Questa è la lotta e la sfida che Wanda Tommasi ripercorre per mostrare come, nonostante le sfavorevoli circostanze che permeano la sua vita, la scrittura le consente di costeggiare il dolore senza darne una soluzione. Offre la possibilità di custodire il filo di continuità con l’infanzia e la lingua perduta.

Il terzo capitolo è centrato sulla «fiera» claudicanza di Flannery O’ Connor. La terribile malattia infiammatoria cronica autoimmune del tessuto connettivo che l’accompagnerà per tutta la vita, diventa maestra di saggezza. L’accettazione del dolore quotidiano le restituisce la misura della propria fierezza e del proprio coraggio. La sua scrittura, che l’autrice definisce aspra e profetica, dice l’irrimediabile limitatezza della vita umana ma anche dell’improvvisa apertura di squarci in cui irrompe la grazia.

LETTRICE di Simone Weil, Flannery O’ Connor fa dell’umiltà e del decentramento da sé una chiave politica per interpretare il «mistero» della realtà visibile e invisibile connesso a quello della libertà umana. Sa che il compimento ultimo non è nelle nostre mani. È necessario allargare la nostra ragione visionaria, punto di partenza di ogni azione creativa. Qui emerge una delle idee chiave del libro, cioè la capacità di rimpicciolirsi senza diminuirsi. Un’espressione che Wanda Tommasi riprende da Haim Baharier e che significa agire nell’umiltà della propria imperfezione e limitatezza senza sentirsi per questo sminuiti.

L’ultimo capitolo è dedicato al tema della perdita in Anna Maria Ortese. L’avventura della scrittura si apre da un evento tragico: la morte del fratello Emanuele. Interpretata quale «pensatrice del negativo», la sua espressività letteraria è attraversata da un dolore pieno di tenerezza verso tutto ciò che compone la trama del reale. La partecipazione compassionevole al dolore del mondo, le hanno messo di fronte le tracce di una realtà altra. Per lei si tratta di colmare quel vuoto con parole di luce, di fare della scrittura una benedizione.

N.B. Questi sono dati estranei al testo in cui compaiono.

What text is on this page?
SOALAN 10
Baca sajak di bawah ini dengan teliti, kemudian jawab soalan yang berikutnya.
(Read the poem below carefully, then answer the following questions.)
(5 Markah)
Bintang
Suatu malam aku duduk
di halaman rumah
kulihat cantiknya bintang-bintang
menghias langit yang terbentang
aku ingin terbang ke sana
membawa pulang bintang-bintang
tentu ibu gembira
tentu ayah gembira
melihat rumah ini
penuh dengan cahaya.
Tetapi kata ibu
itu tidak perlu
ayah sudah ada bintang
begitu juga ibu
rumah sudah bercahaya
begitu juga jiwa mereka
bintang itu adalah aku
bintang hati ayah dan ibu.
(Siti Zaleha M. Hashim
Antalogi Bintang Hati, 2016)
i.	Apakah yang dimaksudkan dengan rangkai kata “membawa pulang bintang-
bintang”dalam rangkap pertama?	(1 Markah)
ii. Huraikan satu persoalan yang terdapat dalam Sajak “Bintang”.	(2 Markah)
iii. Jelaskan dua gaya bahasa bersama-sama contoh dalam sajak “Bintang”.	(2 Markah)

DA QUESTO EVENTO personale lo spostamento su un disagio metafisico diffuso, poiché la perdita pervade ogni dimensione. Perdita di un contatto vero con la natura, perdita del nostro sentire più profondo, perdita del senso più autentico del desiderio, perdita della realtà. La scrittura testimonia di questa perdita assoluta per qualcosa di irrecuperabile ma, nonostante questo, riesce, nell’incedere ritmico delle sue parole, a farsi canto, a trasformarsi in rispetto verso ogni forma di vita, agendo così un amore mistico per tutte le creature. La durezza del vivere non spegne la potenza dell’amore che, come giustamente nota Tommasi, non cancella ingiustizia e violenza, ma è capace di stare accanto.

Qui ritorna la dimensione inaccessibile del mistero cui solo una fede incrollabile può dare qualche forma. «Credo in tutto ciò che non vedo», scrive Ortese, nella consapevolezza che la terra è abitata anche in modo invisibile. Ci si deve sporgere su una realtà spirituale più profonda per rimediare agli innumerevoli squilibri che l’umanità ha prodotto. Solo da qui è possibile intravedere che siamo stretti in un unico respiro, che ciascuno e ciascuna fa parte di questo respiro del mondo.

Incrociare lo sguardo delle sue bestie-angelo – l’iguana, il folletto, il puma – significa incontrare il divino ed esporsi all’esperienza di un’alterità assoluta. Il «genio femminile» nasce dall’angoscia scatenata nel sentire la potenza del patriarcato che blocca il respiro e la ricerca della propria alterità. Wanda Tommasi, con il suo lavoro, pone al femminismo italiano e non solo una domanda alla quale non si è ancora risposto con radicalità. Dove nasce l’odio per la madre? Il destino di queste scrittrici, ciascuna seguendo il proprio cammino, ci indica che è proprio dalla ferita mortale che si apre un varco per dire l’indicibile di sé e della propria madre.